Saga Little Red Women (Saga Pequeñas mujeres rojas)

Black, Black, Black / A Good Detective Never Marries / Little Red Women

Unusual investigations in which love, heaven, and hell, tangle everything.

Arturo Zarco is an unusual detective. He is a sophisticated, very attractive, gay, Basque man in his forties. He is still close to his ex-wife, Paula, whom he unconditionally trusts with everything, from his sentimental life to his investigations and erotic fascinations.

In Black, Black, Black, Zarco is hired by the parents of a young woman who was found strangled in her flat of Madrid. Even though they hire Zarco to investigate the case, they actually wish to indict Yalal, their daughter’s Moroccan husband, who now has custody of their granddaughter. All neighbors are suspicious.

Zarco tells Paula about every step of his findings. These conversations become a pretext for domination and vengeance between two people who love and hate each other at the same time, two people who need and refuse each other. Their constant fights are interrupted when Zarco finds Luz’s diary. Luz is one of the victim’s neighbors, and Olmo’s mother. Olmo is a teenager with whom Zarco falls in love. The diary is the key to solve the case.
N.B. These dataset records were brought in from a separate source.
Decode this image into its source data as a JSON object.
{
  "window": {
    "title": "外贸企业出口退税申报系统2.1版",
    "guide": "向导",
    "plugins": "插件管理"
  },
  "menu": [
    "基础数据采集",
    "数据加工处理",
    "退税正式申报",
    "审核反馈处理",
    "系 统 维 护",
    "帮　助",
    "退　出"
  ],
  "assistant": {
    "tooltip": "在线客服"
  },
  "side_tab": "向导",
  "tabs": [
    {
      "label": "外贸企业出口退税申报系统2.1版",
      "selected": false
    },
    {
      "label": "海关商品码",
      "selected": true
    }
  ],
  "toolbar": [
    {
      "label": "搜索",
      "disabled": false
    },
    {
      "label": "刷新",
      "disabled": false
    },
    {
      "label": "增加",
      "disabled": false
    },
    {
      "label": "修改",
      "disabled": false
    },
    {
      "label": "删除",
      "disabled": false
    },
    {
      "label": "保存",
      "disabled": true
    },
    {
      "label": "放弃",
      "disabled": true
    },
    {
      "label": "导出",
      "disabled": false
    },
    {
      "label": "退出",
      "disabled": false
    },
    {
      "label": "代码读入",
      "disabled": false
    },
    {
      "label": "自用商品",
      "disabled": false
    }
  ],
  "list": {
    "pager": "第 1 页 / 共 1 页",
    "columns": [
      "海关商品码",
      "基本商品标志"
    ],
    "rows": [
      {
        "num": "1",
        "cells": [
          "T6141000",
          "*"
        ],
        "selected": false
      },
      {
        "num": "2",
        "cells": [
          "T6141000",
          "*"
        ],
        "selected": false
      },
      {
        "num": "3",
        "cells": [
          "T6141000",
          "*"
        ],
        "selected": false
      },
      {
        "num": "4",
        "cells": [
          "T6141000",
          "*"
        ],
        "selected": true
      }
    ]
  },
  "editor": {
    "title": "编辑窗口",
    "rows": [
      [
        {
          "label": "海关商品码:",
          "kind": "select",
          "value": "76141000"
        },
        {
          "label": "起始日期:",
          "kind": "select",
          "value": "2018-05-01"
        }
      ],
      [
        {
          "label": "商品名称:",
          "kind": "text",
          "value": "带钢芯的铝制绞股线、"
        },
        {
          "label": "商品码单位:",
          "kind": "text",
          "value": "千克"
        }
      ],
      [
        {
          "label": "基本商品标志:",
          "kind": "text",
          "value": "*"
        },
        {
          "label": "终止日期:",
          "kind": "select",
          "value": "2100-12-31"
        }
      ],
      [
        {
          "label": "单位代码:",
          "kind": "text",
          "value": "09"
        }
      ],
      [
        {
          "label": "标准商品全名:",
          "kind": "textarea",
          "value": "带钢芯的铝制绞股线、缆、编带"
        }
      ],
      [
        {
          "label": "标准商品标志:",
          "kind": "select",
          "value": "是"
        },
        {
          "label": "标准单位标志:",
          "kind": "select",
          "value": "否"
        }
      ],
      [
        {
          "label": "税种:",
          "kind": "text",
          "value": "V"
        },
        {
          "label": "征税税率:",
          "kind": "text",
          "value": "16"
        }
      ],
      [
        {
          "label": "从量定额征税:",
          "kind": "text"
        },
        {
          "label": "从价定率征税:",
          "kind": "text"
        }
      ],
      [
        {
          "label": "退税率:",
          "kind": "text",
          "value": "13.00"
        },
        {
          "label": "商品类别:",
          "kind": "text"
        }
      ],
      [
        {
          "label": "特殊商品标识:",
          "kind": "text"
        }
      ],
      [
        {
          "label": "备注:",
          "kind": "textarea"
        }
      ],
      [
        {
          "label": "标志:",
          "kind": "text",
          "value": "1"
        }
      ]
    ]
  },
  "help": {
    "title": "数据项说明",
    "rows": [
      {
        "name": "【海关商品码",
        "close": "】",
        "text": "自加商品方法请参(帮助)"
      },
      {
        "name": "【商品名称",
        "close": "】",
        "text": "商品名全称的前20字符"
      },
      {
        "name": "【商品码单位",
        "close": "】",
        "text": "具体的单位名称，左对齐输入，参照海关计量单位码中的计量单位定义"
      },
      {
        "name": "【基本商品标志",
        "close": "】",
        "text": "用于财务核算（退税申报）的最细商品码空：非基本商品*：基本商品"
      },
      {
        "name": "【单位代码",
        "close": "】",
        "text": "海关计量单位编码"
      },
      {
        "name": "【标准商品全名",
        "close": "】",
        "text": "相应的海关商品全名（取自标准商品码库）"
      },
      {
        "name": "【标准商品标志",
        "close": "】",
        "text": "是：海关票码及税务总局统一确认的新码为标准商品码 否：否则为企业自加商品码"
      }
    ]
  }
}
In A Good Detective Never Marries (Un buen detective no se casa jamás), heartbroken Zarco switches off his phone and goes on a trip to forget his cheating ex, Olmo, and his ironic ex-wife, Paula. In the outskirts of Benidorm (on the Mediterranean coast of Spain), he is invited to stay at his friend Marina Frankel’s family house, a luxurious and spectacular riurau. Marina belongs to a legacy of twin sisters: Amparo and Janni Orts, the first generation; Marina and Ilse Frenkel (Janni’s twin daughters); and the third generation, Ilse’s twin daughters. Marina and Ilse were abandoned by their mother Jani when they were little girls and were raised by their aunt Amparo, heir to the Orts estate. Amparo marries Marcos Cambra, a handsome podiatrist who looks like Alain Delon and lives in the riurau surrounded by women representing the two different sides of a strange family coin: one almost ugly, the other incredibly beautiful.

Zarco investigates Marina’s sudden disappearance. With sarcastic humor and little lucidity, Zarco will uncover the dark secrets of this eccentric family, although he feels terribly alone until Olmo is back in his life.

In Little Red Women (Pequeñas mujeres rojas), Paula, Zarco’s ex-wife, is the actual protagonist when she arrives in Azafrán to locate a mass grave from the Spanish Civil War. She will stay at the Beato’s family hotel, where she will fall in love with David Beato. David will help her find the identity of the corpses in the mass grave.

 

RELEVANT DATA: Marta Sanz is one of the most important contemporary Spanish writers. Her novels have been awarded some of the most important distinctions of the Spanish literature, like the Premio Herralde, the Premio Ojo Crítico de Narrative, or the XI Premio Vargas Llosa. She has also been a finalist to the Premio Nadal.

 

This cunning noire told with mordant humor is an absolute success, gathering rave reviews:

“One of this season’s major surprises. The author is officially one of the most ambitious voices of Spanish literature. A novel that, based on the noir genre, hides many other attractive features”. – Carmen Rodríguez Santos, ABC Newspaper

“Marta Sanz brings us a very ambitious story in which love, heaven and hell, cover and tangle everything”. – Javier Goñi, El País Newspaper

“A very intense work which resembles Rebeca, by Alfred Hitchcock. A Good Detective Never Marries confirms that Marta Sanz is reaching her position as a noir novelist. Simply fabulous”. – Laura Fernández, El Mundo Newspaper

“An intelligent novel about the so many things that take place when everything seems stagnated”. – Domingo Ródenas, El Periódico newspaper

“An exuberant narrative for a high-concept literary work. Plots, rhythm, discourse, characters… Little Red Women (Pequeñas mujeres rojas) is her best novel. So brutal, vindictive, political, anti fake, and dark. A high-voltage story full of historical memory, and violence against women.” – Íñigo Urrutia, El Diario Vasco newspaper.

 

AUDIOVISUAL POTENTIAL: TV Series Miniseries, Film, TV Movie.

AVAILABLE LANGUAGES: Spanish, Italian, Hungarian, Greek.